Week 4: [INSERT date]
1. Do you have a favorite learning object you’ve used with your students? How does it fair when you evaluate it using the learning object checklist? What learning objects are you familiar with that would fair well when evaluated with this checklist? Sometimes it is easier to start with counter examples. What resources do you think are poor learning objects based on the checklist?
2. Looking at the Coursera LMS, what do you like about this LMS and what do you think could be better for learners? Why? As an online learner, what features of the LMS have helped you the most? What LMS might fit your classroom best and which features are critical to your teaching and learning process?
3. Do you have any websites you use for your classroom? Share them and discuss how they might be adjusted to suit blended or online learning activities for your students. Have you seen a really great classroom website that is used for engaging students in learning? What do you like about this website and what do you not like?
4. Share your iNACOL mid-course assessment results and what you think this says about you?
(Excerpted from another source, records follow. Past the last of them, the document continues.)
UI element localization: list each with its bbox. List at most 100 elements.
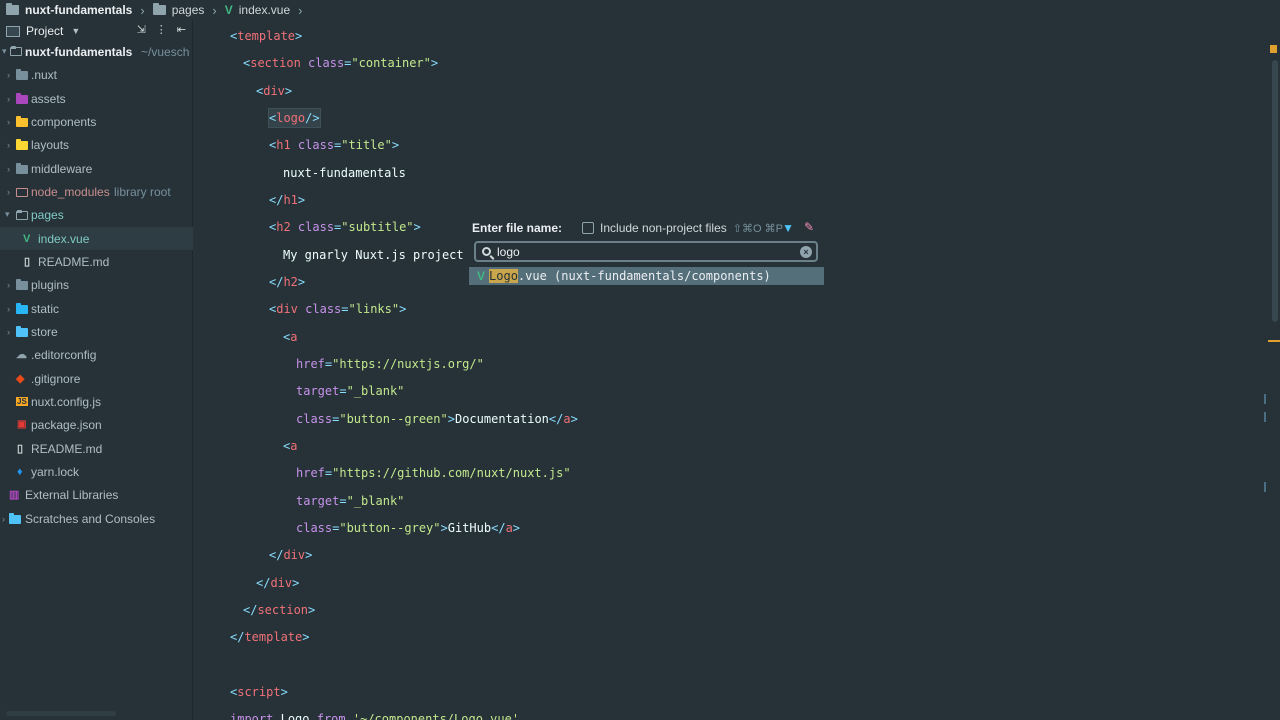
code-line-9: My gnarly Nuxt.js project — [283, 248, 464, 262]
chevron-right-icon[interactable]: › — [7, 94, 10, 104]
tree-item-nuxt-config[interactable]: JS nuxt.config.js — [0, 390, 193, 413]
breadcrumb-project[interactable]: nuxt-fundamentals — [6, 3, 132, 17]
code-token: section — [257, 603, 309, 617]
chevron-right-icon[interactable]: › — [7, 70, 10, 80]
tree-item-scratches[interactable]: › Scratches and Consoles — [0, 507, 193, 530]
folder-icon — [6, 3, 19, 15]
folder-icon — [16, 188, 28, 197]
tree-item-layouts[interactable]: › layouts — [0, 133, 193, 156]
chevron-right-icon[interactable]: › — [7, 280, 10, 290]
chevron-right-icon[interactable]: › — [7, 140, 10, 150]
hide-panel-icon[interactable]: ⇤ — [177, 23, 186, 36]
project-view-title: Project — [26, 24, 64, 38]
tree-item-label: README.md — [31, 441, 103, 456]
code-line-6: nuxt-fundamentals — [283, 166, 406, 180]
chevron-right-icon: › — [298, 2, 303, 18]
breadcrumb-file[interactable]: V index.vue — [225, 3, 290, 17]
npm-file-icon: ▣ — [17, 419, 27, 430]
project-view-header[interactable]: Project ▼ ⇲ ⋮ ⇤ — [0, 20, 192, 42]
tree-item-package-json[interactable]: ▣ package.json — [0, 413, 193, 436]
tree-item-label: README.md — [38, 254, 110, 269]
chevron-right-icon[interactable]: › — [7, 304, 10, 314]
folder-icon — [16, 93, 28, 104]
collapse-all-icon[interactable]: ⇲ — [137, 23, 146, 36]
code-line-5: <h1 class="title"> — [269, 138, 400, 152]
tree-item-yarn-lock[interactable]: ♦ yarn.lock — [0, 460, 193, 483]
tree-item-label: plugins — [31, 277, 70, 292]
code-line-4: <logo/> — [268, 108, 321, 128]
tree-item-gitignore[interactable]: ◆ .gitignore — [0, 367, 193, 390]
code-line-13: href="https://nuxtjs.org/" — [296, 357, 484, 371]
chevron-right-icon: › — [212, 2, 217, 18]
result-path: .vue (nuxt-fundamentals/components) — [517, 269, 771, 283]
chevron-right-icon[interactable]: › — [7, 117, 10, 127]
code-token: template — [244, 630, 303, 644]
code-token: div — [270, 576, 293, 590]
sidebar-horizontal-scrollbar[interactable] — [6, 711, 116, 716]
tree-item-components[interactable]: › components — [0, 110, 193, 133]
tree-root[interactable]: ▾ nuxt-fundamentals ~/vuesch — [0, 40, 193, 63]
folder-icon — [16, 139, 28, 150]
code-token: "_blank" — [346, 384, 405, 398]
chevron-right-icon[interactable]: › — [7, 327, 10, 337]
warning-marker[interactable] — [1270, 45, 1277, 53]
folder-icon — [16, 279, 28, 290]
tree-item-external-libraries[interactable]: ▥ External Libraries — [0, 483, 193, 506]
code-token: "title" — [341, 138, 392, 152]
change-marker[interactable] — [1264, 394, 1266, 404]
js-file-icon: JS — [16, 397, 28, 406]
tree-item-label: External Libraries — [25, 487, 119, 502]
code-token: "button--grey" — [339, 521, 441, 535]
code-line-24: <script> — [230, 685, 288, 699]
result-item[interactable]: V Logo .vue (nuxt-fundamentals/component… — [469, 267, 824, 285]
code-line-12: <a — [283, 330, 298, 344]
tree-item-store[interactable]: › store — [0, 320, 193, 343]
code-line-8: <h2 class="subtitle"> — [269, 220, 421, 234]
tree-item-index-vue[interactable]: V index.vue — [0, 227, 193, 250]
code-editor[interactable]: <template> <section class="container"> <… — [193, 20, 1280, 720]
code-line-22: </section> — [243, 603, 316, 617]
tree-item-node-modules[interactable]: › node_modules library root — [0, 180, 193, 203]
scratches-icon — [9, 513, 21, 524]
code-line-20: </div> — [269, 548, 313, 562]
tree-item-plugins[interactable]: › plugins — [0, 273, 193, 296]
tree-item-pages[interactable]: ▾ pages — [0, 203, 193, 226]
more-options-icon[interactable]: ⋮ — [156, 23, 167, 36]
chevron-down-icon[interactable]: ▾ — [5, 209, 10, 220]
code-token: template — [237, 29, 296, 43]
warning-stripe[interactable] — [1268, 340, 1280, 342]
chevron-right-icon[interactable]: › — [2, 514, 5, 524]
editor-scrollbar[interactable] — [1272, 60, 1278, 322]
tree-item-editorconfig[interactable]: ☁ .editorconfig — [0, 343, 193, 366]
filter-icon[interactable]: ▼ — [782, 221, 794, 235]
code-token: h2 — [283, 275, 298, 289]
tree-item-nuxt[interactable]: › .nuxt — [0, 63, 193, 86]
code-token: logo — [276, 111, 306, 125]
include-non-project-checkbox[interactable] — [582, 222, 595, 234]
vue-file-icon: V — [477, 269, 486, 283]
code-token: class — [297, 138, 335, 152]
code-token: target — [296, 494, 340, 508]
tree-item-label: pages — [31, 207, 64, 222]
tree-item-assets[interactable]: › assets — [0, 87, 193, 110]
tree-item-readme[interactable]: ▯ README.md — [0, 437, 193, 460]
pin-icon[interactable]: ✎ — [804, 220, 814, 234]
tree-item-static[interactable]: › static — [0, 297, 193, 320]
tree-item-middleware[interactable]: › middleware — [0, 157, 193, 180]
change-marker[interactable] — [1264, 482, 1266, 492]
breadcrumb-folder[interactable]: pages — [152, 3, 204, 17]
include-non-project-label[interactable]: Include non-project files — [600, 221, 727, 235]
code-token: a — [290, 330, 298, 344]
breadcrumb-project-label: nuxt-fundamentals — [25, 3, 133, 17]
change-marker[interactable] — [1264, 412, 1266, 422]
chevron-right-icon[interactable]: › — [7, 164, 10, 174]
code-token: section — [250, 56, 301, 70]
clear-icon[interactable]: × — [800, 246, 812, 258]
search-input[interactable] — [497, 244, 787, 259]
code-line-16: <a — [283, 439, 298, 453]
chevron-right-icon[interactable]: › — [7, 187, 10, 197]
chevron-down-icon[interactable]: ▼ — [71, 26, 80, 36]
tree-item-pages-readme[interactable]: ▯ README.md — [0, 250, 193, 273]
chevron-down-icon[interactable]: ▾ — [2, 46, 7, 57]
search-box[interactable]: × — [474, 241, 818, 262]
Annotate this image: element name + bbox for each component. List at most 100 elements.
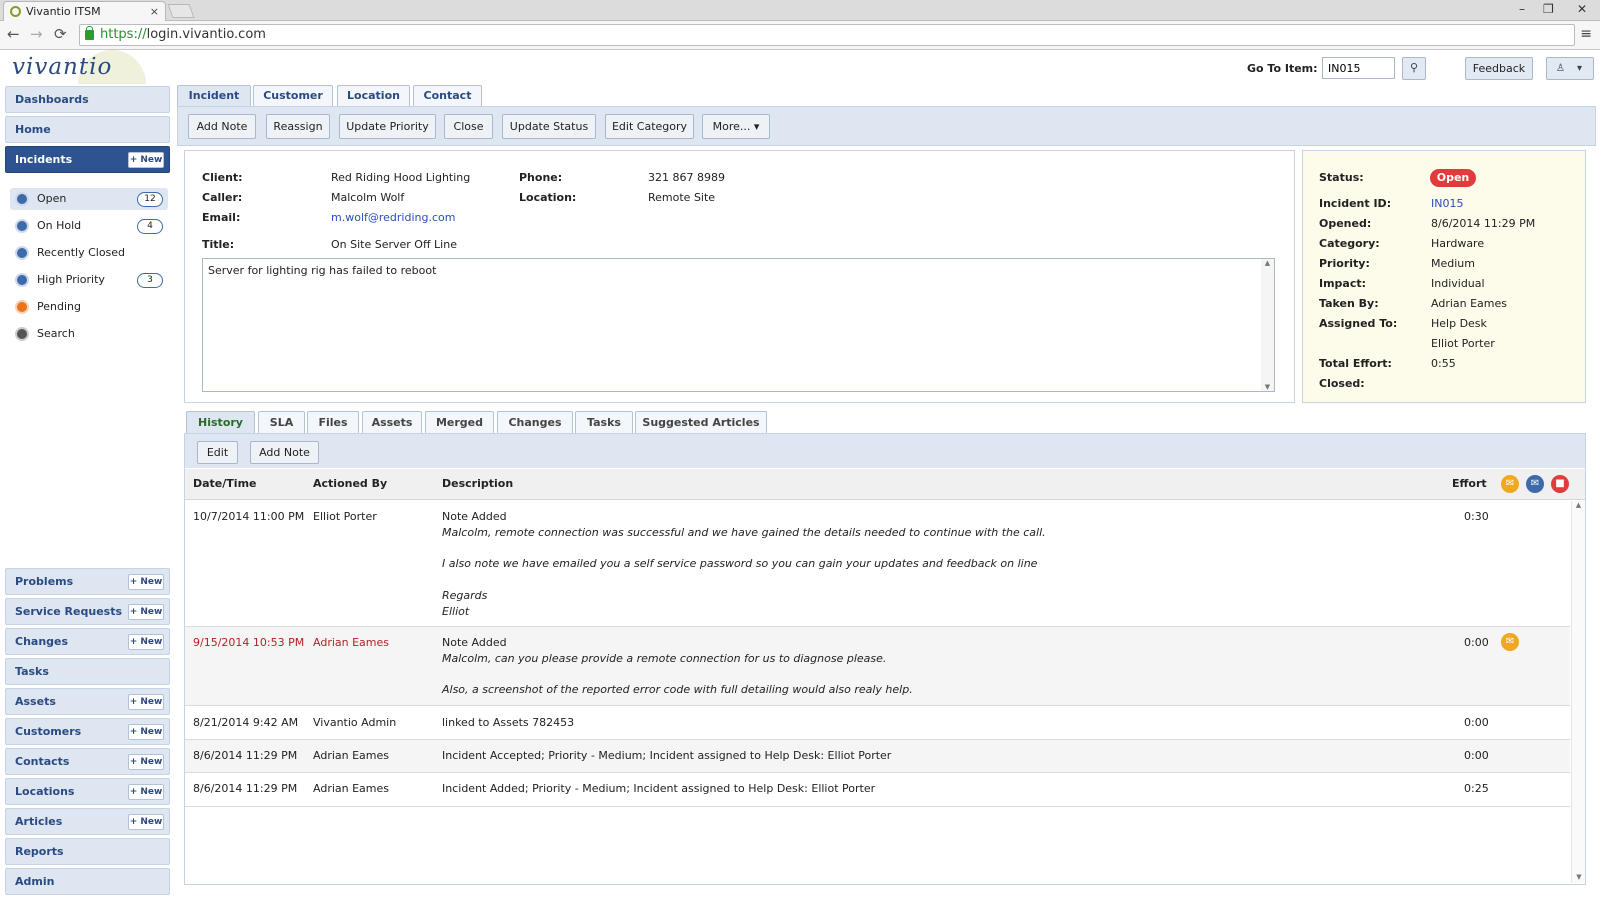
browser-tab[interactable]: Vivantio ITSM × xyxy=(3,1,166,21)
tab-assets[interactable]: Assets xyxy=(362,411,422,434)
history-scrollbar[interactable]: ▲ ▼ xyxy=(1571,501,1585,883)
tab-customer[interactable]: Customer xyxy=(253,85,333,106)
incident-view-on-hold[interactable]: On Hold 4 xyxy=(10,215,168,237)
scroll-down-icon[interactable]: ▼ xyxy=(1261,383,1274,391)
tab-files[interactable]: Files xyxy=(307,411,359,434)
nav-articles[interactable]: Articles + New xyxy=(5,808,170,835)
new-article-button[interactable]: + New xyxy=(128,814,164,830)
new-problem-button[interactable]: + New xyxy=(128,574,164,590)
add-history-note-button[interactable]: Add Note xyxy=(250,441,319,464)
tab-location[interactable]: Location xyxy=(337,85,410,106)
vivantio-logo[interactable]: vivantio xyxy=(12,54,112,80)
row-description-title: Note Added xyxy=(442,636,507,649)
edit-category-button[interactable]: Edit Category xyxy=(605,114,694,139)
incident-view-search[interactable]: Search xyxy=(10,323,168,345)
new-service-request-button[interactable]: + New xyxy=(128,604,164,620)
scrollbar[interactable]: ▲ ▼ xyxy=(1261,259,1274,391)
new-change-button[interactable]: + New xyxy=(128,634,164,650)
new-asset-button[interactable]: + New xyxy=(128,694,164,710)
incident-view-open[interactable]: Open 12 xyxy=(10,188,168,210)
add-note-button[interactable]: Add Note xyxy=(188,114,256,139)
nav-changes[interactable]: Changes + New xyxy=(5,628,170,655)
url-scheme: https:// xyxy=(100,27,147,42)
nav-dashboards[interactable]: Dashboards xyxy=(5,86,170,113)
tab-merged[interactable]: Merged xyxy=(425,411,494,434)
goto-search-button[interactable]: ⚲ xyxy=(1402,57,1426,80)
envelope-icon[interactable]: ✉ xyxy=(1501,633,1519,651)
update-priority-button[interactable]: Update Priority xyxy=(339,114,436,139)
table-row[interactable]: 8/6/2014 11:29 PM Adrian Eames Incident … xyxy=(185,740,1570,773)
browser-menu-icon[interactable]: ≡ xyxy=(1580,26,1592,42)
goto-item-input[interactable] xyxy=(1322,57,1395,79)
tab-suggested-articles[interactable]: Suggested Articles xyxy=(635,411,767,434)
tab-contact[interactable]: Contact xyxy=(413,85,482,106)
reassign-button[interactable]: Reassign xyxy=(266,114,330,139)
tab-close-icon[interactable]: × xyxy=(150,2,159,21)
nav-locations[interactable]: Locations + New xyxy=(5,778,170,805)
minimize-icon[interactable]: – xyxy=(1519,2,1525,16)
edit-history-button[interactable]: Edit xyxy=(197,441,238,464)
close-incident-button[interactable]: Close xyxy=(444,114,493,139)
alert-icon xyxy=(15,273,29,287)
envelope-icon[interactable]: ✉ xyxy=(1526,475,1544,493)
total-effort-value: 0:55 xyxy=(1431,357,1456,370)
envelope-icon[interactable]: ✉ xyxy=(1501,475,1519,493)
description-box[interactable]: Server for lighting rig has failed to re… xyxy=(202,258,1275,392)
new-tab-button[interactable] xyxy=(167,4,195,18)
new-contact-button[interactable]: + New xyxy=(128,754,164,770)
more-dropdown-button[interactable]: More... ▾ xyxy=(702,114,770,139)
nav-admin[interactable]: Admin xyxy=(5,868,170,895)
favicon-icon xyxy=(10,6,21,17)
forward-icon[interactable]: → xyxy=(30,26,43,42)
nav-assets[interactable]: Assets + New xyxy=(5,688,170,715)
restore-icon[interactable]: ❐ xyxy=(1543,2,1554,16)
incident-id-label: Incident ID: xyxy=(1319,197,1392,210)
back-icon[interactable]: ← xyxy=(7,26,20,42)
scroll-up-icon[interactable]: ▲ xyxy=(1261,259,1274,267)
nav-reports[interactable]: Reports xyxy=(5,838,170,865)
new-incident-button[interactable]: + New xyxy=(128,152,164,168)
new-customer-button[interactable]: + New xyxy=(128,724,164,740)
table-row[interactable]: 8/6/2014 11:29 PM Adrian Eames Incident … xyxy=(185,773,1570,807)
tab-incident[interactable]: Incident xyxy=(177,85,251,107)
nav-contacts[interactable]: Contacts + New xyxy=(5,748,170,775)
location-value: Remote Site xyxy=(648,191,716,204)
nav-home[interactable]: Home xyxy=(5,116,170,143)
tab-sla[interactable]: SLA xyxy=(258,411,305,434)
title-value: On Site Server Off Line xyxy=(331,238,457,251)
nav-incidents[interactable]: Incidents + New xyxy=(5,146,170,173)
reload-icon[interactable]: ⟳ xyxy=(54,26,67,42)
incident-view-pending[interactable]: Pending xyxy=(10,296,168,318)
window-close-icon[interactable]: ✕ xyxy=(1577,2,1587,16)
nav-service-requests[interactable]: Service Requests + New xyxy=(5,598,170,625)
scroll-up-icon[interactable]: ▲ xyxy=(1572,501,1585,509)
nav-problems[interactable]: Problems + New xyxy=(5,568,170,595)
row-description: Note Added Malcolm, remote connection wa… xyxy=(442,509,1046,620)
user-menu-button[interactable]: ♙ ▾ xyxy=(1546,57,1594,80)
table-row[interactable]: 9/15/2014 10:53 PM Adrian Eames Note Add… xyxy=(185,627,1570,706)
col-effort[interactable]: Effort xyxy=(1452,477,1487,490)
lock-icon[interactable]: ■ xyxy=(1551,475,1569,493)
table-row[interactable]: 8/21/2014 9:42 AM Vivantio Admin linked … xyxy=(185,706,1570,740)
tab-history[interactable]: History xyxy=(186,411,255,434)
col-date[interactable]: Date/Time xyxy=(193,477,257,490)
nav-customers[interactable]: Customers + New xyxy=(5,718,170,745)
email-link[interactable]: m.wolf@redriding.com xyxy=(331,211,455,224)
incident-view-recently-closed[interactable]: Recently Closed xyxy=(10,242,168,264)
incident-id-link[interactable]: IN015 xyxy=(1431,197,1463,210)
scroll-down-icon[interactable]: ▼ xyxy=(1572,873,1586,881)
col-actioned-by[interactable]: Actioned By xyxy=(313,477,387,490)
row-line: I also note we have emailed you a self s… xyxy=(442,557,1038,571)
incident-view-label: Pending xyxy=(37,300,81,313)
nav-tasks[interactable]: Tasks xyxy=(5,658,170,685)
table-row[interactable]: 10/7/2014 11:00 PM Elliot Porter Note Ad… xyxy=(185,501,1570,627)
col-description[interactable]: Description xyxy=(442,477,513,490)
url-field[interactable]: https://login.vivantio.com xyxy=(79,24,1575,46)
new-location-button[interactable]: + New xyxy=(128,784,164,800)
tab-changes[interactable]: Changes xyxy=(497,411,573,434)
incident-view-high-priority[interactable]: High Priority 3 xyxy=(10,269,168,291)
tab-tasks[interactable]: Tasks xyxy=(575,411,633,434)
update-status-button[interactable]: Update Status xyxy=(502,114,596,139)
feedback-button[interactable]: Feedback xyxy=(1465,57,1533,80)
count-badge: 12 xyxy=(137,192,163,207)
How has your score changed? Is this what you expected? How has this group (your PLC) affected your learning experience?
Week 5: [INSERT date]
1. Share your current drafts of your syllabus. Use the syllabus checklist to peer review. What grade would you give your colleague? How could they improve their syllabus? When did the template and syllabus not fit your context well? What changes would you make after this course to make your syllabus most useful to you and your students?
Week 6: [INSERT date]
- Did you feel that your grade on your syllabus was fair? Why or why not?
- When you were reviewing other classmate syllabi, did you see any great examples? What stood out to you? Can you apply any of these examples to your classroom or school context?
- Share your current drafts of your unit plan. Use the unit plan checklist to peer review. What grade would you give your colleague? How could they improve their unit plan? When did the template and syllabus not fit your context well? What changes would you make after this course to make your syllabus most useful to you and your students?
- Since you only completed one lesson of your unit plan, describe how your other lessons would be designed. What are the key characteristics of these lessons?
Week 7: [INSERT date]
- Did you feel that your grade on your unit plan was fair? Why or why not?
- When you were reviewing other classmate unit plans, did you see any great examples? What stood out to you? Can you apply any of these examples to your classroom or school context?
- Share your current drafts of your learning module. Use the module checklist to peer review. What grade would you give your colleague? How could they improve their module? When did the learning module checklist not fit your context well? What changes would you make after this course to make your learning module most useful to you and your students?
- Which web tool did you use to develop your learning module? Why did you choose this one and what obstacles did it give you? Would you recommend this tool to your colleagues? Why or why not?
- Did you feel that your grade on your learning module was fair? Why or why not?
- When you were reviewing other classmate learning modules, did you see any great examples? What stood out to you? Can you apply any of these examples to your classroom or school context?
- Share your iNACOL post-assessment results and what you think this says about you? How has your score changed over time? Is this what you expected? How has this group (your PLC) affected your learning experience?
- What did you enjoy about the PLC-facilitated MOOC as a professional learning experience? Would you recommend this to other teachers? Why or why not? How could your experience have been better?
- How will the PLC follow-up. Collaboratively make a plan to follow up on member use of their new knowledge and skills.